Tetro
Gregor Schenker - Ein ganzes Jahrzehnt hatte Francis Ford Coppola als Regisseur pausiert, bevor er 2007 mit Youth Without Youth sein Comeback feierte – ein Film, der so manchen Zuschauer ratlos zurückliess und die Kritik kaum zu begeistern vermochte. Nun folgt Tetro, ein Projekt, für welches C...
Das Werk handelt von Bennie, einem jungen Mann, der sich von seinem Vater, dem berühmten Dirigenten Carlo Tetroccini, loszulösen versucht, von der Militärakademie flieht und auf einem Kreuzfahrtschiff anheuert. Die Reise auf dem Kahn führt ihn nach Argentinien, wo er in Buenos Aires nach seinem älteren Bruder Angelo sucht. Der ist inzwischen ein psychisch angegriffener sowie erfolgloser Schriftsteller mit der Tendenz zu cholerischen Anfällen, nennt sich Tetro und will von seiner Familie nichts mehr wissen, auch von Bennie nicht.
Der lässt aber nicht locker, stöbert heimlich in den Notizen seines Bruders herum, verpasst ihm künstlerisch einen Tritt in den Hintern und nähert sich ihm menschlich an. Aber er stösst auch auf ein düsteres Familiengeheimnis …
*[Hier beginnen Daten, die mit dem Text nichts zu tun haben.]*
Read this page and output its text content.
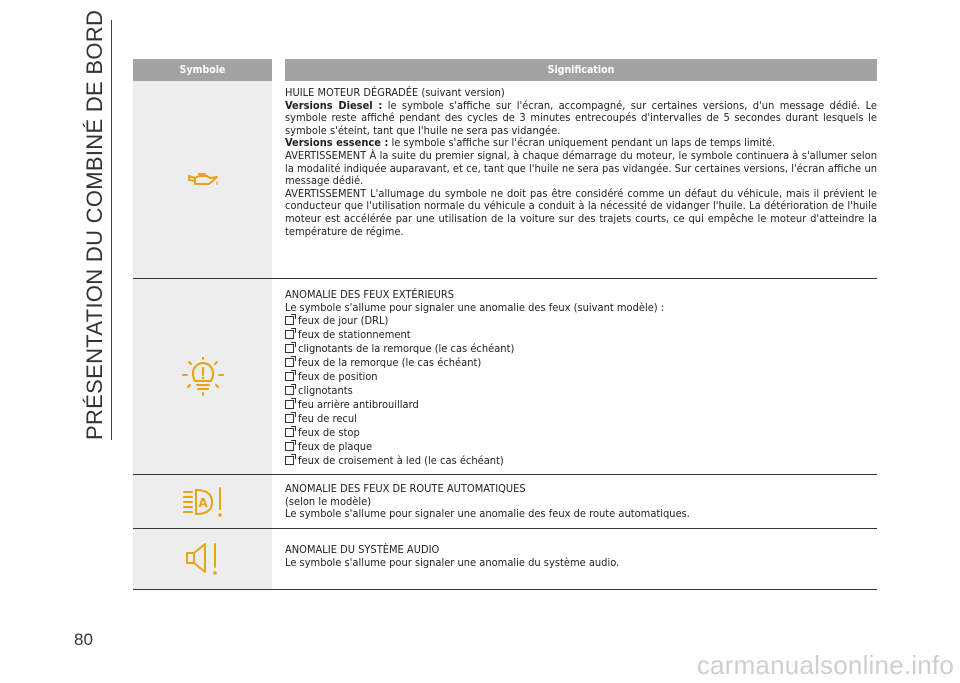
PRÉSENTATION DU COMBINÉ DE BORD
80
carmanualsonline.info
Symbole	Signification
HUILE MOTEUR DÉGRADÉE (suivant version)

Versions Diesel : le symbole s'affiche sur l'écran, accompagné, sur certaines versions, d'un message dédié. Le symbole reste affiché pendant des cycles de 3 minutes entrecoupés d'intervalles de 5 secondes durant lesquels le symbole s'éteint, tant que l'huile ne sera pas vidangée.

Versions essence : le symbole s'affiche sur l'écran uniquement pendant un laps de temps limité.

AVERTISSEMENT À la suite du premier signal, à chaque démarrage du moteur, le symbole continuera à s'allumer selon la modalité indiquée auparavant, et ce, tant que l'huile ne sera pas vidangée. Sur certaines versions, l'écran affiche un message dédié.

AVERTISSEMENT L'allumage du symbole ne doit pas être considéré comme un défaut du véhicule, mais il prévient le conducteur que l'utilisation normale du véhicule a conduit à la nécessité de vidanger l'huile. La détérioration de l'huile moteur est accélérée par une utilisation de la voiture sur des trajets courts, ce qui empêche le moteur d'atteindre la température de régime.

ANOMALIE DES FEUX EXTÉRIEURS

Le symbole s'allume pour signaler une anomalie des feux (suivant modèle) :

feux de jour (DRL)
feux de stationnement
clignotants de la remorque (le cas échéant)
feux de la remorque (le cas échéant)
feux de position
clignotants
feu arrière antibrouillard
feu de recul
feux de stop
feux de plaque
feux de croisement à led (le cas échéant)
A
ANOMALIE DES FEUX DE ROUTE AUTOMATIQUES

(selon le modèle)

Le symbole s'allume pour signaler une anomalie des feux de route automatiques.

ANOMALIE DU SYSTÈME AUDIO

Le symbole s'allume pour signaler une anomalie du système audio.
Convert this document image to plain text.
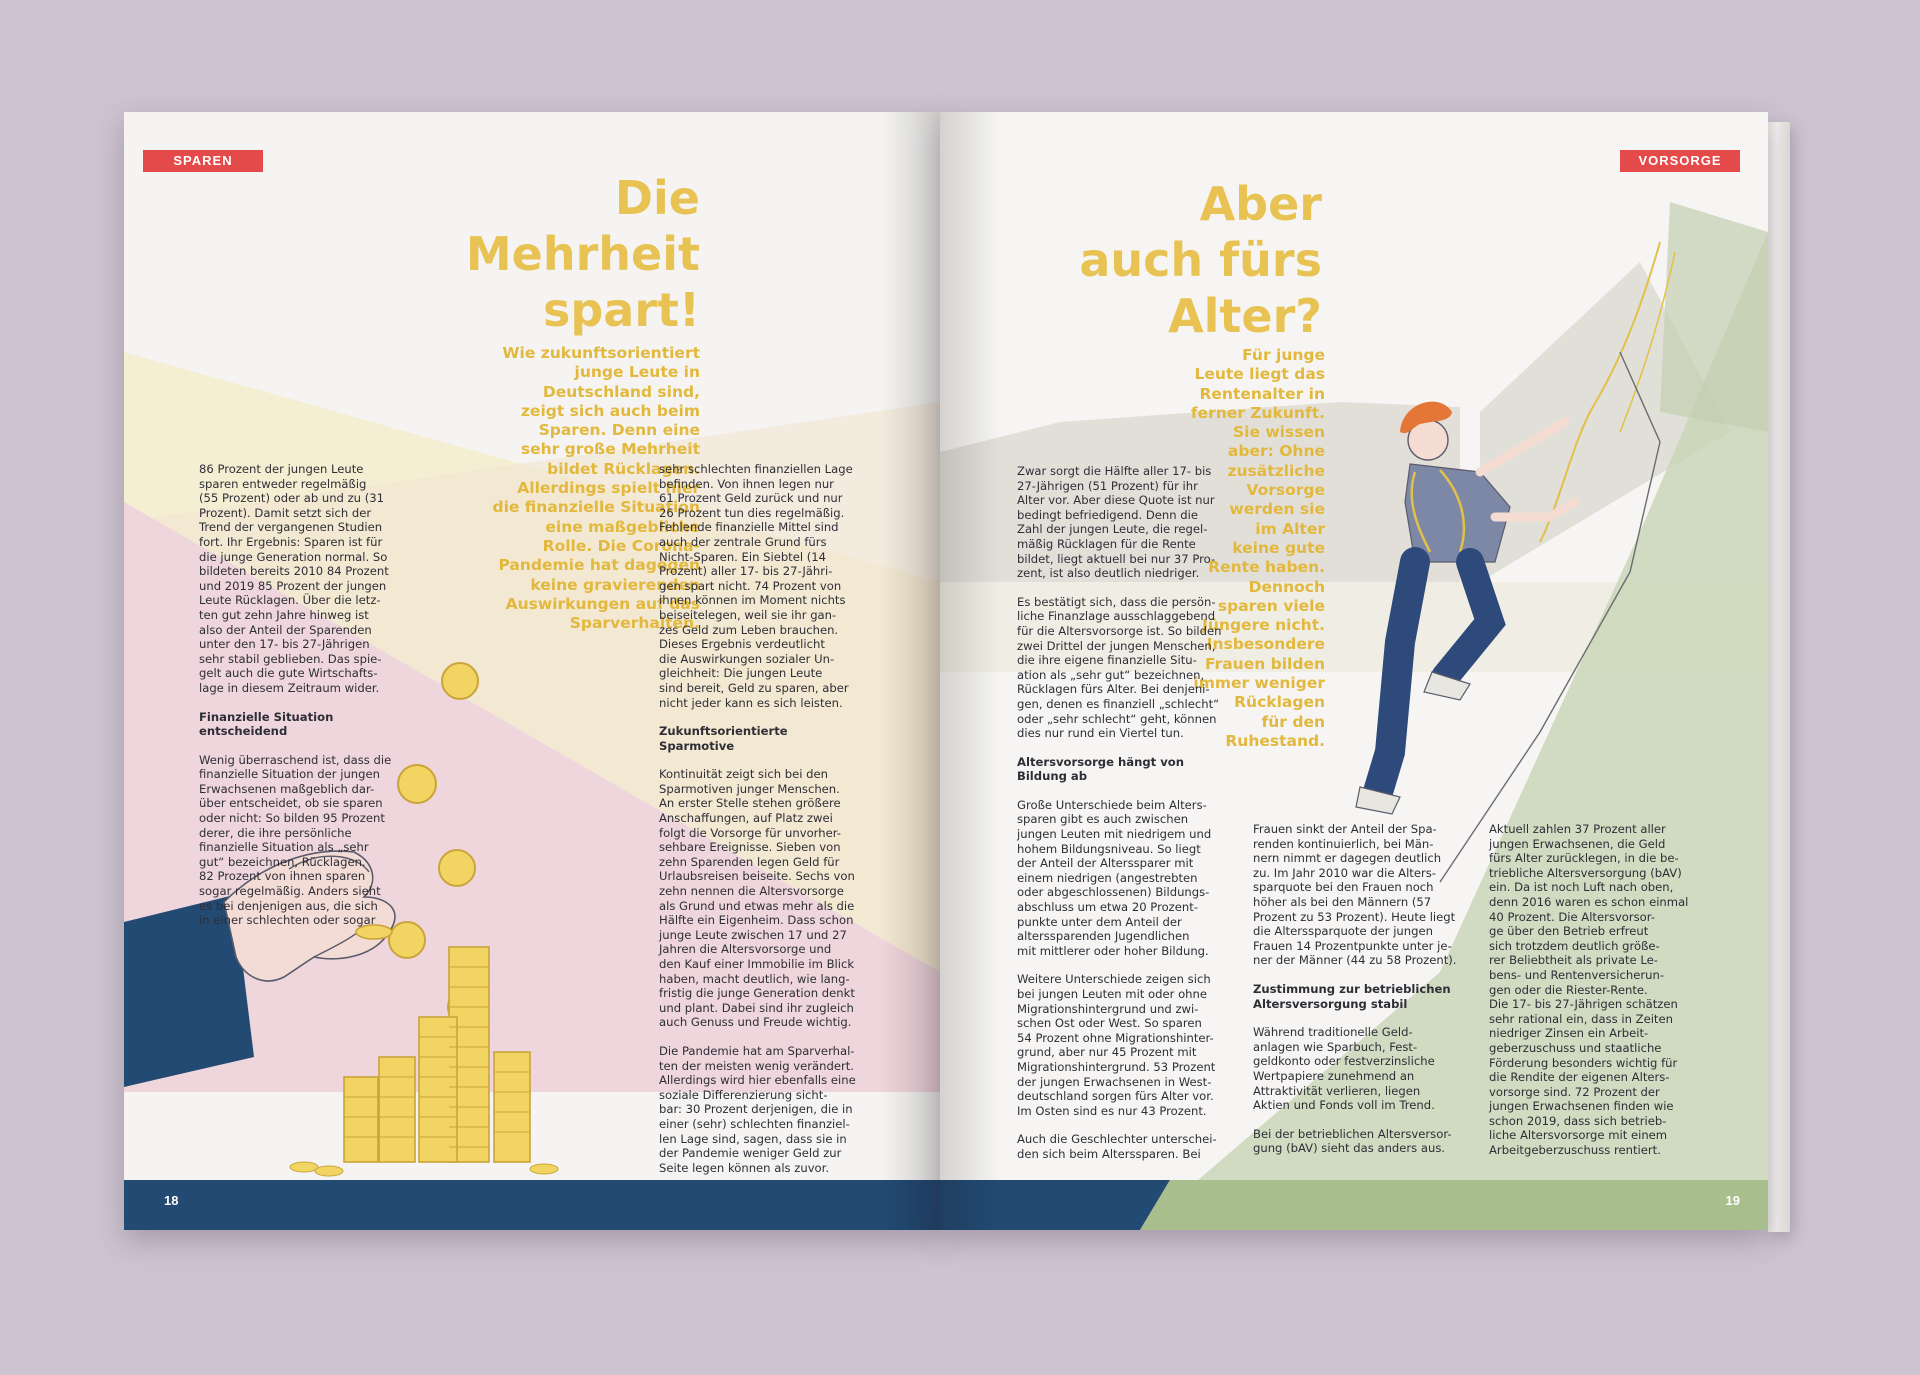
SPAREN
Die
Mehrheit
spart!
Wie zukunftsorientiert
junge Leute in
Deutschland sind,
zeigt sich auch beim
Sparen. Denn eine
sehr große Mehrheit
bildet Rücklagen.
Allerdings spielt hier
die finanzielle Situation
eine maßgebliche
Rolle. Die Corona-
Pandemie hat dagegen
keine gravierenden
Auswirkungen auf das
Sparverhalten.

86 Prozent der jungen Leute
sparen entweder regelmäßig
(55 Prozent) oder ab und zu (31
Prozent). Damit setzt sich der
Trend der vergangenen Studien
fort. Ihr Ergebnis: Sparen ist für
die junge Generation normal. So
bildeten bereits 2010 84 Prozent
und 2019 85 Prozent der jungen
Leute Rücklagen. Über die letz-
ten gut zehn Jahre hinweg ist
also der Anteil der Sparenden
unter den 17- bis 27-Jährigen
sehr stabil geblieben. Das spie-
gelt auch die gute Wirtschafts-
lage in diesem Zeitraum wider.

Finanzielle Situation entscheidend

Wenig überraschend ist, dass die
finanzielle Situation der jungen
Erwachsenen maßgeblich dar-
über entscheidet, ob sie sparen
oder nicht: So bilden 95 Prozent
derer, die ihre persönliche
finanzielle Situation als „sehr
gut“ bezeichnen, Rücklagen.
82 Prozent von ihnen sparen
sogar regelmäßig. Anders sieht
es bei denjenigen aus, die sich
in einer schlechten oder sogar

sehr schlechten finanziellen Lage
befinden. Von ihnen legen nur
61 Prozent Geld zurück und nur
26 Prozent tun dies regelmäßig.
Fehlende finanzielle Mittel sind
auch der zentrale Grund fürs
Nicht-Sparen. Ein Siebtel (14
Prozent) aller 17- bis 27-Jähri-
gen spart nicht. 74 Prozent von
ihnen können im Moment nichts
beiseitelegen, weil sie ihr gan-
zes Geld zum Leben brauchen.
Dieses Ergebnis verdeutlicht
die Auswirkungen sozialer Un-
gleichheit: Die jungen Leute
sind bereit, Geld zu sparen, aber
nicht jeder kann es sich leisten.

Zukunftsorientierte Sparmotive

Kontinuität zeigt sich bei den
Sparmotiven junger Menschen.
An erster Stelle stehen größere
Anschaffungen, auf Platz zwei
folgt die Vorsorge für unvorher-
sehbare Ereignisse. Sieben von
zehn Sparenden legen Geld für
Urlaubsreisen beiseite. Sechs von
zehn nennen die Altersvorsorge
als Grund und etwas mehr als die
Hälfte ein Eigenheim. Dass schon
junge Leute zwischen 17 und 27
Jahren die Altersvorsorge und
den Kauf einer Immobilie im Blick
haben, macht deutlich, wie lang-
fristig die junge Generation denkt
und plant. Dabei sind ihr zugleich
auch Genuss und Freude wichtig.

Die Pandemie hat am Sparverhal-
ten der meisten wenig verändert.
Allerdings wird hier ebenfalls eine
soziale Differenzierung sicht-
bar: 30 Prozent derjenigen, die in
einer (sehr) schlechten finanziel-
len Lage sind, sagen, dass sie in
der Pandemie weniger Geld zur
Seite legen können als zuvor.

18
VORSORGE
Aber
auch fürs
Alter?
Für junge
Leute liegt das
Rentenalter in
ferner Zukunft.
Sie wissen
aber: Ohne
zusätzliche
Vorsorge
werden sie
im Alter
keine gute
Rente haben.
Dennoch
sparen viele
Jüngere nicht.
Insbesondere
Frauen bilden
immer weniger
Rücklagen
für den
Ruhestand.

Zwar sorgt die Hälfte aller 17- bis
27-Jährigen (51 Prozent) für ihr
Alter vor. Aber diese Quote ist nur
bedingt befriedigend. Denn die
Zahl der jungen Leute, die regel-
mäßig Rücklagen für die Rente
bildet, liegt aktuell bei nur 37 Pro-
zent, ist also deutlich niedriger.

Es bestätigt sich, dass die persön-
liche Finanzlage ausschlaggebend
für die Altersvorsorge ist. So bilden
zwei Drittel der jungen Menschen,
die ihre eigene finanzielle Situ-
ation als „sehr gut“ bezeichnen,
Rücklagen fürs Alter. Bei denjeni-
gen, denen es finanziell „schlecht“
oder „sehr schlecht“ geht, können
dies nur rund ein Viertel tun.

Altersvorsorge hängt von
Bildung ab

Große Unterschiede beim Alters-
sparen gibt es auch zwischen
jungen Leuten mit niedrigem und
hohem Bildungsniveau. So liegt
der Anteil der Alterssparer mit
einem niedrigen (angestrebten
oder abgeschlossenen) Bildungs-
abschluss um etwa 20 Prozent-
punkte unter dem Anteil der
alterssparenden Jugendlichen
mit mittlerer oder hoher Bildung.

Weitere Unterschiede zeigen sich
bei jungen Leuten mit oder ohne
Migrationshintergrund und zwi-
schen Ost oder West. So sparen
54 Prozent ohne Migrationshinter-
grund, aber nur 45 Prozent mit
Migrationshintergrund. 53 Prozent
der jungen Erwachsenen in West-
deutschland sorgen fürs Alter vor.
Im Osten sind es nur 43 Prozent.

Auch die Geschlechter unterschei-
den sich beim Alterssparen. Bei

Frauen sinkt der Anteil der Spa-
renden kontinuierlich, bei Män-
nern nimmt er dagegen deutlich
zu. Im Jahr 2010 war die Alters-
sparquote bei den Frauen noch
höher als bei den Männern (57
Prozent zu 53 Prozent). Heute liegt
die Alterssparquote der jungen
Frauen 14 Prozentpunkte unter je-
ner der Männer (44 zu 58 Prozent).

Zustimmung zur betrieblichen
Altersversorgung stabil

Während traditionelle Geld-
anlagen wie Sparbuch, Fest-
geldkonto oder festverzinsliche
Wertpapiere zunehmend an
Attraktivität verlieren, liegen
Aktien und Fonds voll im Trend.

Bei der betrieblichen Altersversor-
gung (bAV) sieht das anders aus.

Aktuell zahlen 37 Prozent aller
jungen Erwachsenen, die Geld
fürs Alter zurücklegen, in die be-
triebliche Altersversorgung (bAV)
ein. Da ist noch Luft nach oben,
denn 2016 waren es schon einmal
40 Prozent. Die Altersvorsor-
ge über den Betrieb erfreut
sich trotzdem deutlich größe-
rer Beliebtheit als private Le-
bens- und Rentenversicherun-
gen oder die Riester-Rente.
Die 17- bis 27-Jährigen schätzen
sehr rational ein, dass in Zeiten
niedriger Zinsen ein Arbeit-
geberzuschuss und staatliche
Förderung besonders wichtig für
die Rendite der eigenen Alters-
vorsorge sind. 72 Prozent der
jungen Erwachsenen finden wie
schon 2019, dass sich betrieb-
liche Altersvorsorge mit einem
Arbeitgeberzuschuss rentiert.

19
Er habe Werke wie On the Waterfront vor Augen gehabt, als er Tetro machte, hört man von Coppola. Und tatsächlich, schon der Vorspann lässt erkennen, dass man es hier mit einer Hommage an das klassische Hollywood-Drama zu tun hat. Die schwarzweissen Bilder mit ihren harten Kontrasten sind dann auch schön anzuschauen, nicht zuletzt aufgrund des herrlichen Drehortes (wobei ab und zu der Ferienprospekt-Kitsch überhand nimmt). In Farbe gehalten sind nur die Rückblenden und einige getanzte „Zwischenspiele“ (manche der Ballett-Szenen stammen aus The Red Shoes [1948] und The Tales of Hoffmann [1951], andere wurden extra für diesen Film gedreht und spiegeln als Kunstwerk im Kunstwerk die Handlung wider).
Auch die Story bietet alles auf, was man von so einem Melodrama erwarten kann, womit dann allerdings auch die Probleme beginnen: Was ganz gut in einen Film der 1940er oder 1950er passt, wirkt hier oftmals bloss übertrieben, albern und klischeebeladen – was nicht ganz so schlimm wäre, wäre der Film wenigstens nicht so verdammt langwierig und zäh erzählt.
Selbst die südamerikanischen Klänge des argentinischen Musikers Osvaldo Golijov sind derart generisch und nichtssagend, dass man stets auf den nächsten Einsatz klassischer Musik hofft.
Am schlimmsten ist aber der oberflächliche Titelcharakter, Tetro, gespielt von Vincent Gallo, dem Calvin-Klein-Model, Darsteller und Gelegenheitsregisseur, dessen grösste Leistungen wohl waren, sein Sperma zum Verkauf anzubieten und Chloë Sevigny zu der Blowjob-Szene in The Brown Bunny zu überreden. Wie dem auch sei: Seine Rolle ist nicht mehr als ein müdes Stereotyp vom getriebenen Künstler. Schlimmer noch: Obwohl er sich wie das letzte Arschloch verhält und nichts geleistet hat, wird Tetro von allen vorbehaltlos angehimmelt und als Genie verehrt. Man kommt sich vor wie im peinlichen Tagtraum eines Teenagers, der schlechte Gedichte in Emo-Foren veröffentlicht und sich für einen grossen Dichter hält.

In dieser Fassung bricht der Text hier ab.